The Sun/Netscape Alliance has agreed to port a wide range of Internet infrastructure and ecommerce applications to IBM's RS/6000 Unix based systems.
Last March, Sun Microsystems and America Online (AOL) said they would develop software to enable companies to operate in the online economy. Following AOL's acquisition of Netscape, the work was taken over by a joint venture dubbed the Sun/Netscape Alliance, which markets its products under the iPlanet brand name.
iPlanet's offerings, which include application servers, directory software, Web servers, messaging software, calendaring packages and online selling and bill payment applications, have so far all only been available under Sun's Solaris operating system (OS).
Although some already run under IBM's AIX, with others available on Microsoft's Windows NT and Hewlett-Packard's HP/UX systems, the full portfolio will now be available on the RS/6000 by the middle of this year. It will be marketed by both IBM and the Alliance, but will be sold only by the Alliance.
Mark Tolliver, president and general manager of the Alliance, claimed: "It really is about customer choice, both on the selection of software and the selection of hardware. In that sense, we really do make it possible for people to expand their range of choices and that's a good thing."
And Rod Adkins, IBM's general manager for the RS/6000, said he expected the products to appeal to a broad range of businesses.
"I look at the market in two pieces. There are the traditional acting customers that are adding ebusiness extensions to their business, which this will clearly appeal to," he said.
"And there's another segment of the market, which I call the emerging growth acting customers. These are customers born on the Web. I can also see this set of offerings appealing to those types of customers too," he added.

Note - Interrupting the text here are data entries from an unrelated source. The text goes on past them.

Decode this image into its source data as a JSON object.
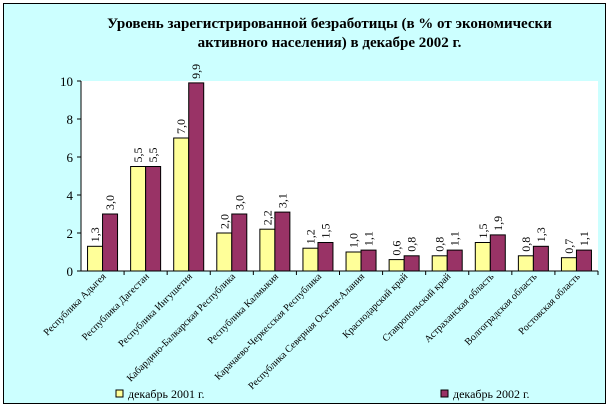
{
  "chart_data": {
    "type": "bar",
    "title_lines": [
      "Уровень зарегистрированной безработицы (в % от экономически",
      "активного населения) в декабре 2002 г."
    ],
    "categories": [
      "Республика Адыгея",
      "Республика Дагестан",
      "Республика Ингушетия",
      "Кабардино-Балкарская Республика",
      "Республика Калмыкия",
      "Карачаево-Черкесская Республика",
      "Республика Северная Осетия-Алания",
      "Краснодарский край",
      "Ставропольский край",
      "Астраханская область",
      "Волгоградская область",
      "Ростовская область"
    ],
    "series": [
      {
        "name": "декабрь 2001 г.",
        "color": "#ffff99",
        "values": [
          1.3,
          5.5,
          7.0,
          2.0,
          2.2,
          1.2,
          1.0,
          0.6,
          0.8,
          1.5,
          0.8,
          0.7
        ],
        "labels": [
          "1,3",
          "5,5",
          "7,0",
          "2,0",
          "2,2",
          "1,2",
          "1,0",
          "0,6",
          "0,8",
          "1,5",
          "0,8",
          "0,7"
        ]
      },
      {
        "name": "декабрь 2002 г.",
        "color": "#993366",
        "values": [
          3.0,
          5.5,
          9.9,
          3.0,
          3.1,
          1.5,
          1.1,
          0.8,
          1.1,
          1.9,
          1.3,
          1.1
        ],
        "labels": [
          "3,0",
          "5,5",
          "9,9",
          "3,0",
          "3,1",
          "1,5",
          "1,1",
          "0,8",
          "1,1",
          "1,9",
          "1,3",
          "1,1"
        ]
      }
    ],
    "yticks": [
      "0",
      "2",
      "4",
      "6",
      "8",
      "10"
    ],
    "ylim": [
      0,
      10
    ],
    "legend_position": "bottom"
  }
}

Under the terms of the deal, the Alliance will provide the resources to port, test and support its applications on the RS/6000. IBM, on the other hand, will supply onsite technical assistance, development resources and hardware and software to the Alliance to help it with its porting work.
IBM and AOL will also both pay towards establishing worldwide competency centres and training for IBM employees and its partners.
The financial details of the agreement were not disclosed.